Many tools find clock domain crossings (CDCs) in FPGA designs. Some don’t find the right ones since they don’t comprehend things like in-house synchronizer constructs. Some find too many based on misunderstanding intent, inaccurate constraints, and other factors that lead to noise. A new Aldec webinar offers guidance to improve CDC results.

Sergei Zaychenko of Aldec offers one diagram as a refresher on how CDCs create metastability, and the variables that factor into MTBF. His “impossible to avoid” comment – if there are multiple clock domains, there are CDCs by definition – suggests the urgency of finding and mitigating CDCs in an FPGA design.


Zaychenko of course uses Aldec ALINT-PRO to illustrate the concepts of CDC detection, using a phase-based methodology. As the name implies, ALINT-PRO is a linting tool, using a set of rules to check constructs against. Users enter their FPGA design normally, then use ALINT-PRO to run through clocks, resets, I/O, and structural CDCs. This produces a report of critical rule violations and a quality percentage.

It’s interesting that Aldec sets the minimum pass percentage at 70%; that figure is configurable. This factors into the noise problem posed in the opening. Zaychenko says in many cases, after critical violations are flagged, what remains are items that might be waived once identified.

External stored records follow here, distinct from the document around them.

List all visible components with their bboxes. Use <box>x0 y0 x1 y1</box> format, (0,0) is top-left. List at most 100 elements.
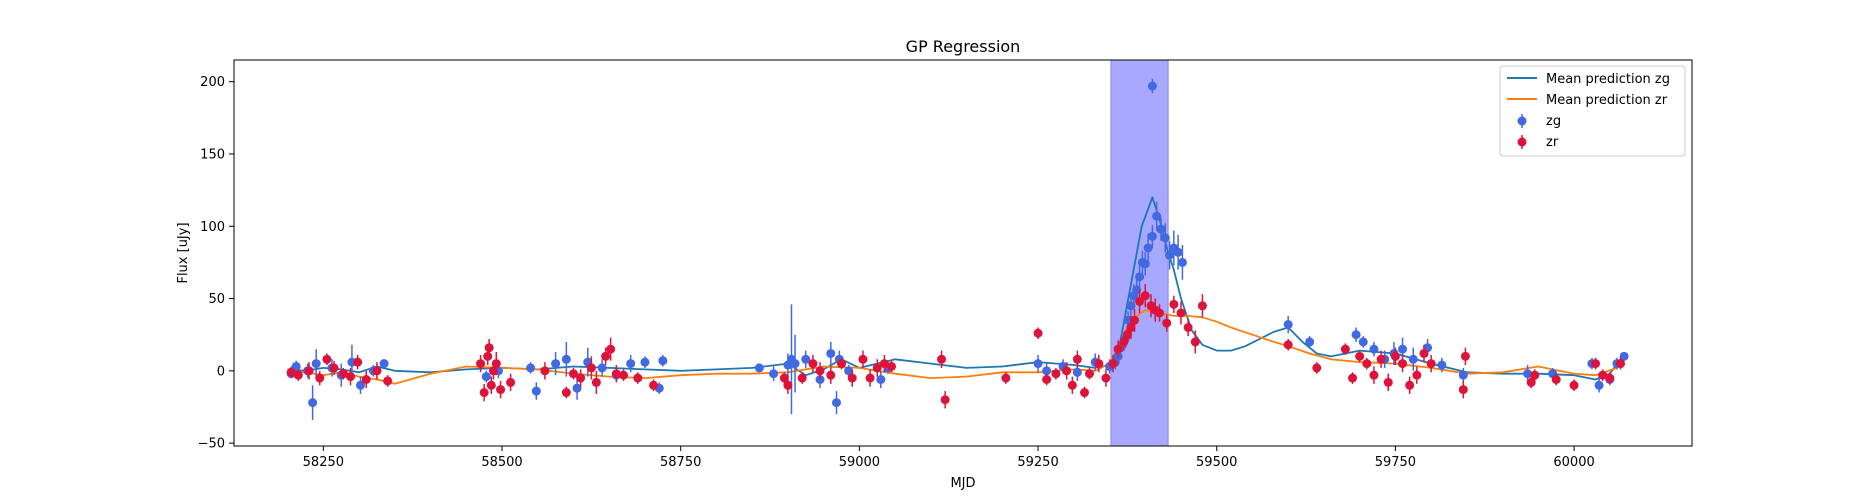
data-point-zr <box>486 376 496 394</box>
data-point-zg <box>1408 347 1418 371</box>
data-point-zr <box>633 372 643 384</box>
marker-zr <box>1042 374 1052 384</box>
marker-zr <box>329 363 339 373</box>
y-tick-label: 50 <box>208 292 225 307</box>
marker-zg <box>1143 243 1153 253</box>
marker-zr <box>1569 380 1579 390</box>
marker-zr <box>937 354 947 364</box>
marker-zr <box>315 373 325 383</box>
marker-zr <box>1072 354 1082 364</box>
marker-zr <box>1383 377 1393 387</box>
marker-zr <box>1190 337 1200 347</box>
data-point-zr <box>1108 354 1118 373</box>
marker-zr <box>779 373 789 383</box>
data-point-zg <box>658 354 668 367</box>
data-point-zg <box>1177 245 1187 280</box>
marker-zr <box>826 370 836 380</box>
marker-zr <box>1135 296 1145 306</box>
marker-zr <box>591 377 601 387</box>
data-point-zr <box>872 359 882 377</box>
data-point-zr <box>1176 301 1186 325</box>
legend-label-zr: zr <box>1546 135 1559 150</box>
chart-title: GP Regression <box>906 37 1021 56</box>
data-point-zr <box>606 337 616 361</box>
x-tick-label: 59000 <box>839 455 880 470</box>
legend-swatch-zg-marker <box>1517 116 1527 126</box>
marker-zg <box>1358 337 1368 347</box>
data-point-zg <box>876 370 886 389</box>
marker-zr <box>1419 348 1429 358</box>
x-tick-label: 58750 <box>660 455 701 470</box>
marker-zr <box>1051 369 1061 379</box>
data-point-zg <box>826 341 836 366</box>
data-point-zg <box>1173 234 1183 270</box>
marker-zr <box>1062 366 1072 376</box>
y-tick-label: 0 <box>217 364 225 379</box>
data-point-zr <box>1155 304 1165 322</box>
data-point-zr <box>1551 373 1561 386</box>
marker-zr <box>847 373 857 383</box>
x-axis-ticks: 58250 58500 58750 59000 59250 59500 59750 60000 <box>303 446 1595 470</box>
data-point-zr <box>1460 347 1470 366</box>
data-point-zr <box>345 367 355 386</box>
legend-label-zr-line: Mean prediction zr <box>1546 93 1668 108</box>
data-point-zr <box>1362 357 1372 370</box>
marker-zr <box>1283 340 1293 350</box>
data-point-zr <box>561 386 571 399</box>
data-point-zr <box>937 350 947 368</box>
data-point-zr <box>1419 344 1429 363</box>
data-point-zr <box>293 369 303 381</box>
x-tick-label: 58500 <box>481 455 522 470</box>
data-point-zr <box>1569 379 1579 392</box>
marker-zr <box>837 359 846 369</box>
data-point-zr <box>576 369 586 387</box>
data-point-zr <box>1162 314 1172 332</box>
marker-zg <box>769 369 779 379</box>
data-point-zr <box>1383 373 1393 392</box>
data-point-zr <box>611 365 621 383</box>
marker-zr <box>1067 380 1077 390</box>
marker-zr <box>322 354 332 364</box>
marker-zg <box>597 363 607 373</box>
marker-zr <box>1605 373 1615 383</box>
data-point-zg <box>1305 336 1315 348</box>
marker-zg <box>1165 250 1175 260</box>
marker-zg <box>876 374 886 384</box>
marker-zr <box>1355 351 1365 361</box>
marker-zg <box>561 354 571 364</box>
marker-zr <box>1130 315 1140 325</box>
legend-box <box>1499 65 1686 157</box>
marker-zr <box>1183 322 1193 332</box>
data-point-zr <box>1183 318 1193 337</box>
marker-zr <box>1591 359 1601 369</box>
marker-zg <box>1305 337 1315 347</box>
marker-zr <box>1405 380 1415 390</box>
data-point-zg <box>831 391 841 415</box>
marker-zr <box>1458 385 1468 395</box>
data-point-zr <box>1598 369 1608 381</box>
data-point-zr <box>1051 367 1061 380</box>
data-point-zg <box>801 350 811 368</box>
marker-zr <box>338 369 348 379</box>
data-point-zr <box>1376 350 1386 368</box>
data-point-zr <box>779 372 789 384</box>
marker-zr <box>1412 370 1422 380</box>
data-point-zg <box>1358 336 1368 348</box>
marker-zr <box>540 366 550 376</box>
data-point-zr <box>1526 376 1536 389</box>
data-point-zr <box>1094 354 1104 373</box>
marker-zg <box>356 380 366 390</box>
marker-zr <box>1119 337 1129 347</box>
data-point-zr <box>329 360 339 376</box>
data-point-zg <box>1619 351 1629 361</box>
data-point-zr <box>808 354 818 373</box>
marker-zr <box>1108 359 1118 369</box>
marker-zr <box>561 388 571 398</box>
data-point-zr <box>506 373 516 392</box>
data-point-zg <box>1351 327 1361 342</box>
marker-zr <box>1348 373 1358 383</box>
data-point-zg <box>1437 357 1447 373</box>
legend-swatch-zr-marker <box>1517 137 1527 147</box>
marker-zr <box>1530 370 1540 380</box>
marker-zr <box>1526 377 1536 387</box>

He cites examples of unspecified clock relations versus automatic clock signal recognition that might generate false CDCs.

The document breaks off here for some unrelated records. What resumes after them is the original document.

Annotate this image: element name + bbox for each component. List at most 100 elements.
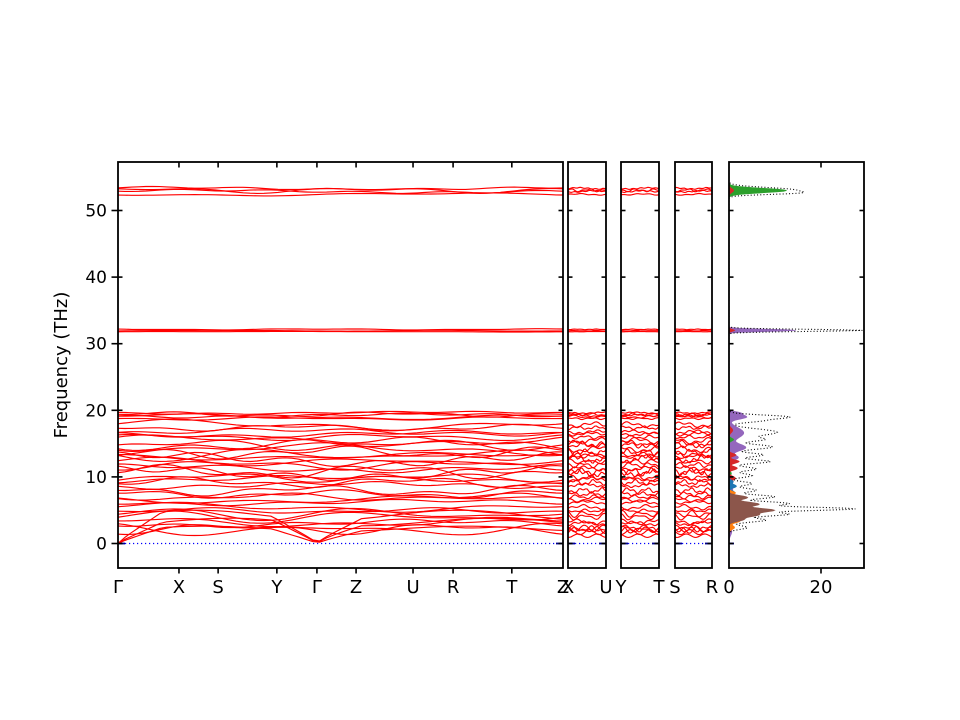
phonon-band [675,431,712,437]
phonon-band [118,498,563,507]
phonon-band [568,494,606,500]
y-tick-label: 20 [85,401,107,421]
phonon-band [621,462,659,469]
panel-spine [567,161,607,569]
phonon-band [118,436,563,451]
phonon-band [568,437,606,445]
phonon-band [621,448,659,457]
y-tick-label: 50 [85,202,107,222]
phonon-band [621,465,659,472]
phonon-band [621,504,659,511]
phonon-band [568,510,606,519]
phonon-band [568,496,606,503]
k-point-label: Γ [312,577,322,598]
phonon-band [675,478,712,487]
phonon-band [568,478,606,486]
phonon-band [568,524,606,533]
k-point-label: Z [350,577,362,598]
phonon-band [621,411,659,415]
k-point-label: S [669,577,680,598]
phonon-band [118,518,563,529]
phonon-band [621,474,659,481]
phonon-band [675,475,712,481]
phonon-band [621,445,659,454]
phonon-band [621,425,659,431]
phonon-band [675,411,712,415]
phonon-band [118,465,563,481]
k-point-label: S [212,577,223,598]
phonon-band [675,421,712,428]
projected-dos-blue-curve [729,477,737,527]
phonon-band [621,329,659,332]
projected-dos-green-curve [729,183,787,523]
phonon-band [118,516,563,528]
phonon-band [675,525,712,534]
phonon-band [675,192,712,196]
phonon-band [675,487,712,495]
phonon-band [675,509,712,518]
phonon-band [675,448,712,457]
phonon-band [568,417,606,421]
phonon-band [568,421,606,429]
phonon-band [568,467,606,477]
y-tick-label: 40 [85,268,107,288]
k-point-label: T [653,577,666,598]
phonon-band [568,474,606,481]
phonon-band [675,461,712,469]
phonon-band [118,445,563,460]
projected-dos-brown-curve [729,491,776,526]
phonon-band [118,192,563,197]
phonon-band [621,491,659,498]
k-point-label: U [406,577,419,598]
phonon-band [568,487,606,494]
y-tick-label: 0 [96,535,107,555]
phonon-band [621,193,659,196]
phonon-band [568,465,606,472]
phonon-band [621,512,659,521]
phonon-band [118,492,563,501]
phonon-band [118,525,563,544]
phonon-band [118,510,563,524]
phonon-band [118,434,563,448]
phonon-band [621,466,659,477]
total-dos-curve [729,162,863,550]
phonon-band [568,431,606,437]
k-point-label: T [505,577,518,598]
phonon-band [568,445,606,453]
phonon-band [621,442,659,449]
k-point-label: Z [557,577,569,598]
phonon-band [568,411,606,415]
phonon-band [568,435,606,440]
phonon-band [621,412,659,417]
phonon-band [118,412,563,419]
phonon-band [118,451,563,467]
phonon-band [621,439,659,449]
phonon-band [621,524,659,533]
dos-axis-label: 0 [723,577,734,598]
phonon-band [568,439,606,449]
projected-dos-purple-curve [729,187,796,543]
phonon-band [675,329,712,332]
phonon-band [568,512,606,521]
phonon-band [568,520,606,527]
phonon-band [568,524,606,532]
phonon-band [118,410,563,415]
phonon-band [568,186,606,190]
phonon-band [118,429,563,438]
phonon-band [621,526,659,533]
phonon-band [621,436,659,445]
phonon-band [621,434,659,439]
phonon-band [118,507,563,514]
phonon-band [118,442,563,457]
k-point-label: U [599,577,612,598]
phonon-band [621,518,659,526]
k-point-label: R [447,577,460,598]
phonon-band [568,508,606,513]
phonon-band [675,520,712,527]
phonon-band [118,507,563,522]
phonon-band [675,465,712,471]
phonon-band [118,329,563,332]
k-point-label: X [562,577,574,598]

On the other hand, there might be some serious problems that need attention. An example is a clock interacting with a “black box”. The clock tree might be incomplete, and there may be CDC issues lurking. ALINT-PRO puts black box pins into a special unclocked domain. The user may enter block-level constraints to further describe the intent of the black box and resolve the flagged items.

Zaychenko continues describing a few common clock-related CDC issues, and similar issues with reset signals. It’s clear from the discussion that the out-of-box Aldec linting design rule set in ALINT-PRO, developed and enhanced with ongoing customer feedback, is quite robust. He also shows how the clock and reset issues are presented in a viewer with cross-probing to the RTL schematic. There are also abstracted schematic views of clock and reset circuits.


After a similar discussion on I/O delays and checking, the design is ready for the structural CDC checking phase. This looks at CDCs and synchronizer constructs. Why doesn’t ALINT-PRO just jump right to this phase? Zaychenko says that if the clock, reset, and I/O phases are clean, there is an observed 10x reduction in CDC noise at the structural check phase. Keep in mind that much of that reduction is users helping themselves with better constraints. However, the automated guidance provided by ALINT-PRO speeds the process of finding missed or badly defined constraints much more quickly and thoroughly than a manual review of a large design.

Aldec’s approach to CDCs goes one step farther: a functional CDC testbench, modifying the original testbench with additional assertions and coverage statements, and added metastability insertions. (That is another entire webinar session found in Aldec’s archives.)

To demonstrate the entire flow, a simple multi-clock reference design is included with ALINT-PRO. Without constraints, it presents over 100 false crossings. Applying the phase-based approach wipes out critical errors, uncovers an undetected CDC, and reduces the false crossings to nil. While a simplified example, it does show what this flow can do.

To view this recorded webinar in entirety (one-time Aldec registration):

Efficient CDC Debugging Using Phase-based Methodology for Large FPGA/ASIC Multi-clock Designs

This webinar is aimed at two types of designers: those not using a CDC checker, and those using a CDC checker other than Aldec. I can’t help but think a CDC tool that jumps straight into structural checking is missing problems, presenting false issues, and just not giving an accurate picture that takes too long for design teams to sort out. That may be giving all CDC tools a bad rap. I’d encourage those who think CDC tools aren’t effective to give this event a view.